Sir John Jenkins, who was ambassador in Riyadh until 2015, said the British government had been urging the kingdom for 30 years to implement such reforms.

He told The National  that economic reforms and social openness in Saudi Arabia would prove to be vehicles for producing more jobs and strengthening the private sector, thus diversifying the economy.

“This is not an overturning of the system by MBS, it is what late King Abdullah wanted and what we are seeing is a continuity,” he said, adding,  “Saudi Arabia is more of a pluralistic society than people on the outside are willing to acknowledge. Recognising this diversity helps in understanding the undergoing changes.”

He said social reforms, such as allowing women to drive and opening cinemas, constituted a reversal of the conservative policies that ensued after the Mecca siege in 1979. “Absolutely, this is a re-foundation of a new social contract," he said.

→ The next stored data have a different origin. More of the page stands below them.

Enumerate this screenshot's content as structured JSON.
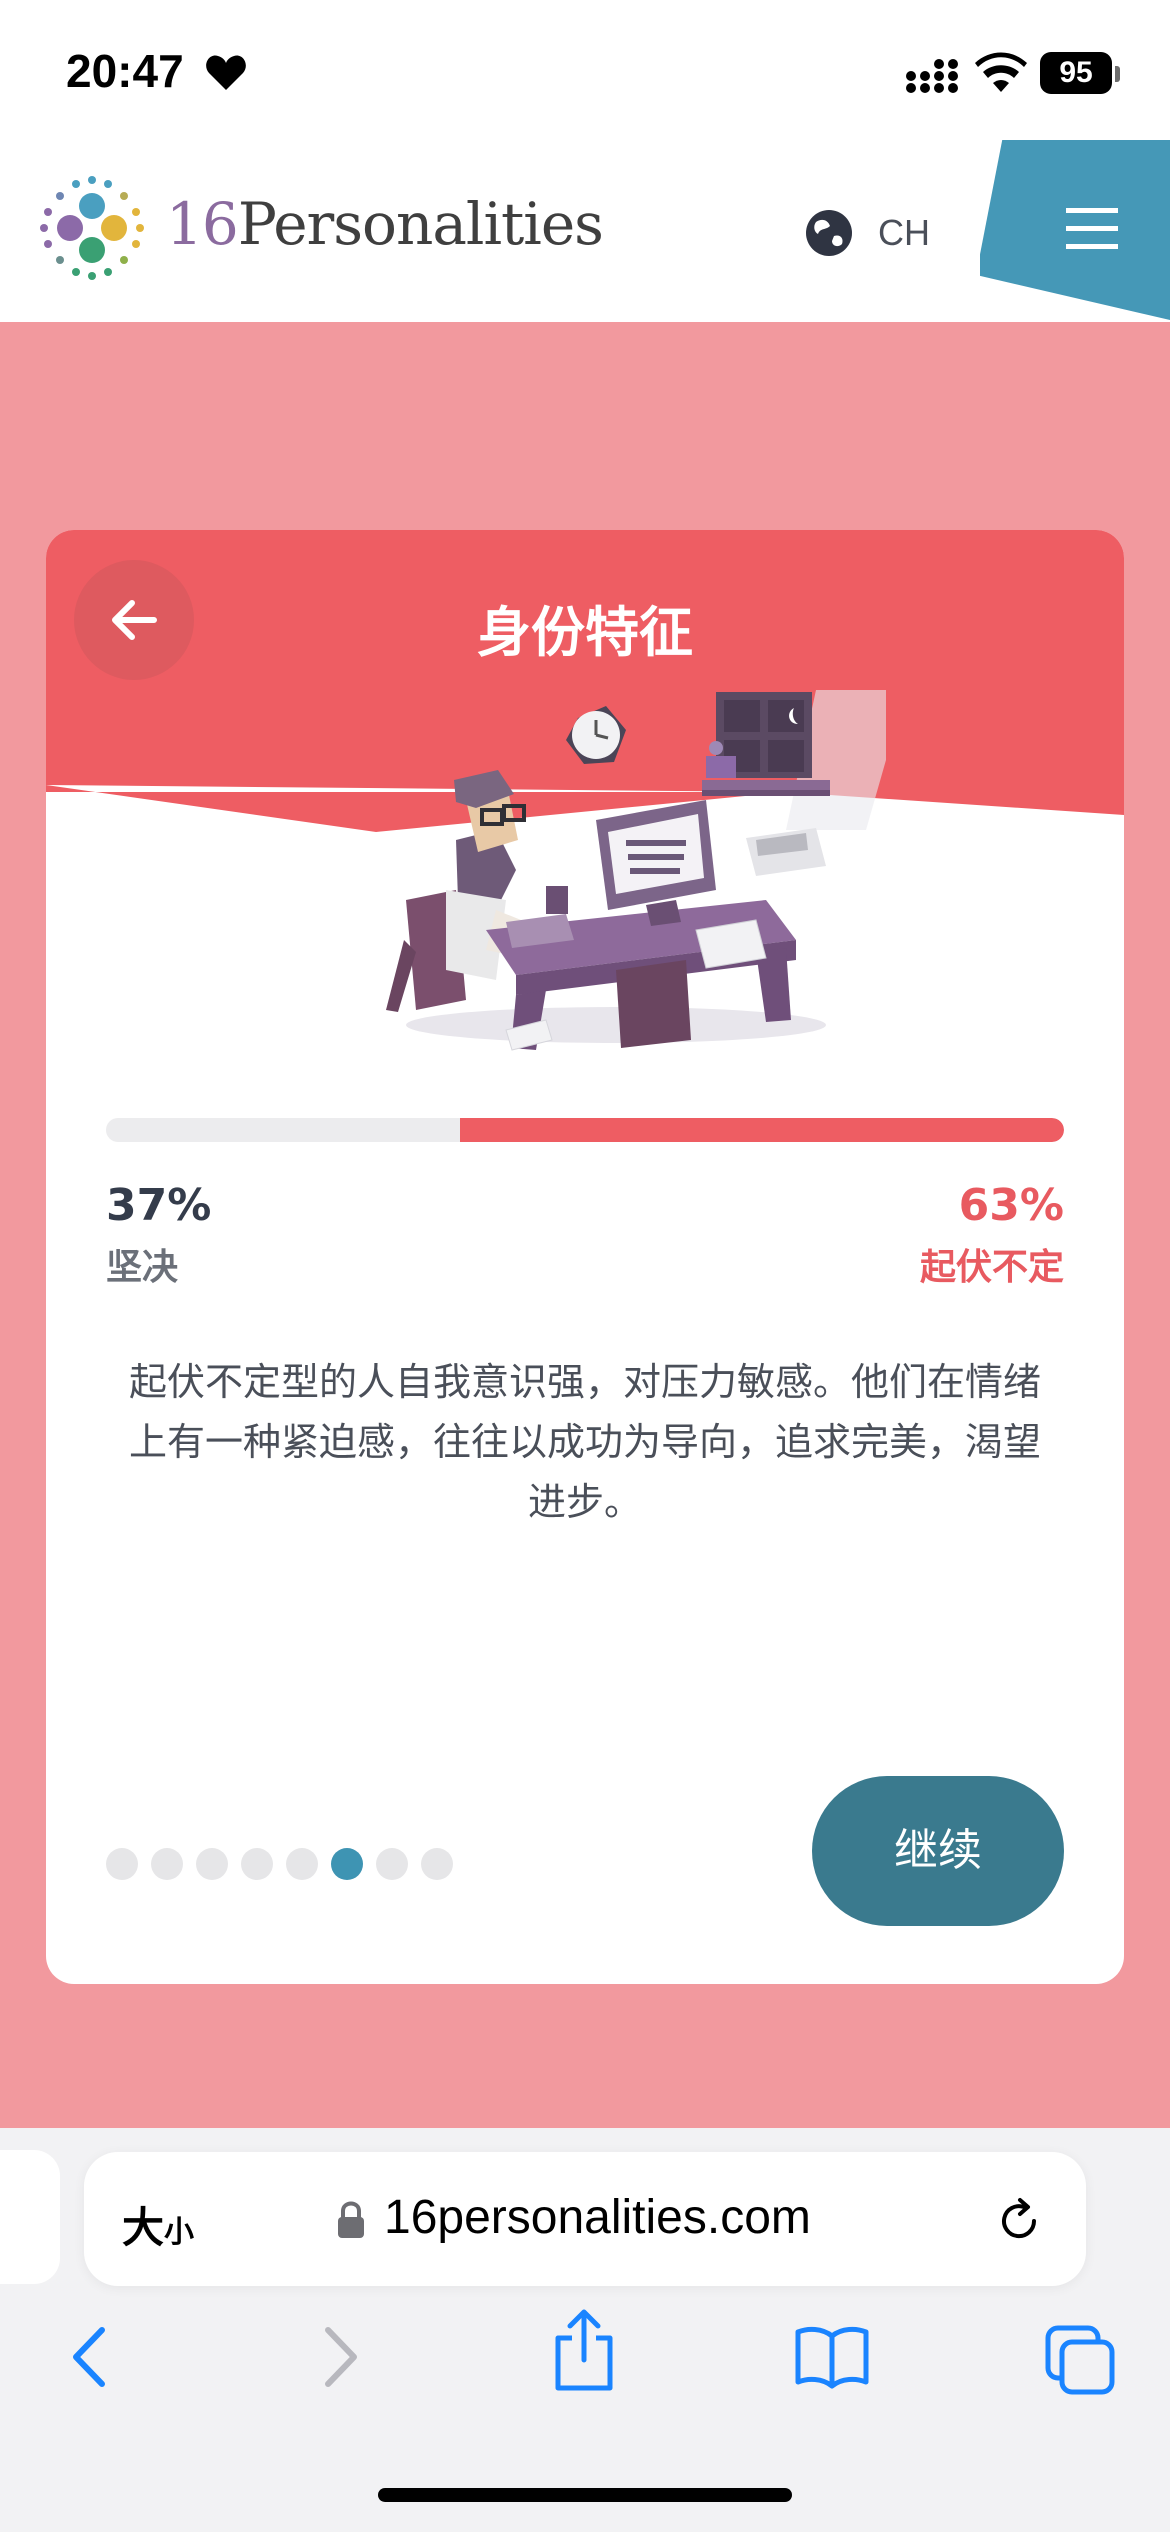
{
  "status_bar": {
    "time": "20:47",
    "battery": "95"
  },
  "header": {
    "logo_number": "16",
    "logo_word": "Personalities",
    "language": "CH"
  },
  "card": {
    "title": "身份特征",
    "progress": {
      "left_percent": "37%",
      "left_label": "坚决",
      "right_percent": "63%",
      "right_label": "起伏不定",
      "right_value": 0.63
    },
    "description": "起伏不定型的人自我意识强，对压力敏感。他们在情绪上有一种紧迫感，往往以成功为导向，追求完美，渴望进步。",
    "pager": {
      "total": 8,
      "active_index": 5
    },
    "continue_label": "继续"
  },
  "browser": {
    "text_size_big": "大",
    "text_size_small": "小",
    "url": "16personalities.com"
  },
  "colors": {
    "page_bg": "#f2999e",
    "accent_red": "#ee5d63",
    "accent_teal": "#3a7a8e",
    "menu_blue": "#4598b7",
    "ios_blue": "#1a84ff"
  },
  "icons": [
    "heart-icon",
    "signal-icon",
    "wifi-icon",
    "globe-icon",
    "hamburger-icon",
    "back-arrow-icon",
    "lock-icon",
    "reload-icon",
    "back-nav-icon",
    "forward-nav-icon",
    "share-icon",
    "bookmarks-icon",
    "tabs-icon"
  ]
}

Sir John also served in Iraq, Syria, Kuwait, the UAE and Libya and is regarded as the UK's most senior Arabist. with keen insight into the region. He spoke to The National at a conference hosted by Policy Exchange in Washington on Tuesday, where he took part in a panel discussion with former US official and senior fellow at the Brookings Institution Tamara Cofman Wittes on  "The Islamist challenge at home and abroad."

Sir John warned that Islamist movements pose great danger for stability and progress in the Middle East.

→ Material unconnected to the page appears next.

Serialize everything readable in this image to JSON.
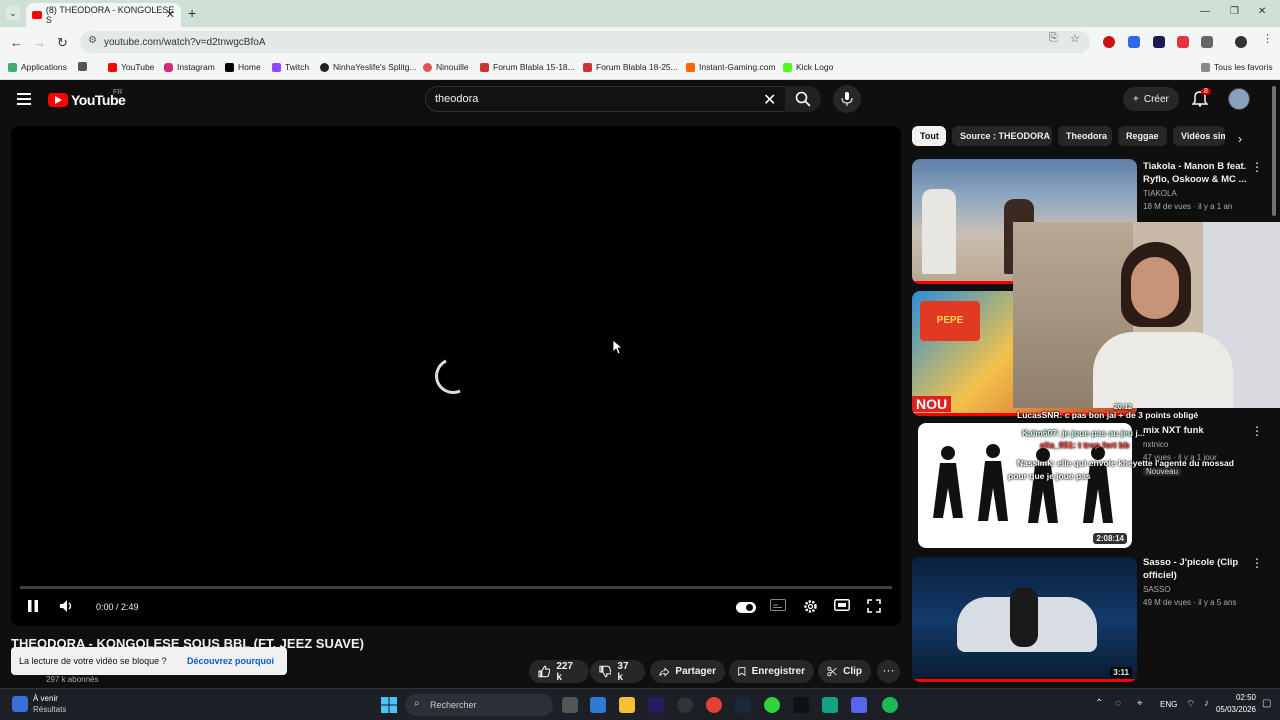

"It seemed after 1982 (Hama massacre), and the cracking down on the assassins of President Anwar Sadat, that radical Islamism had been smashed. As it turned out, it was merely incubating future and even more savage insurgencies," he said.

He acknowledged the part the West had played in the 1920s in helping to create flawed states which bred deep discontent. A more resurgent Iran and radical Islamists have fed on that discontent ever since, Sir John said, describing different Islamist movements  — from Turkey's AKP to Lebanon's Hizbollah to the Muslim Brotherhood — as a "toxic soup of ideology.

In 2014, he led a policy review into the Muslim Brotherhood and Political Islamism for the British government but it was never made public.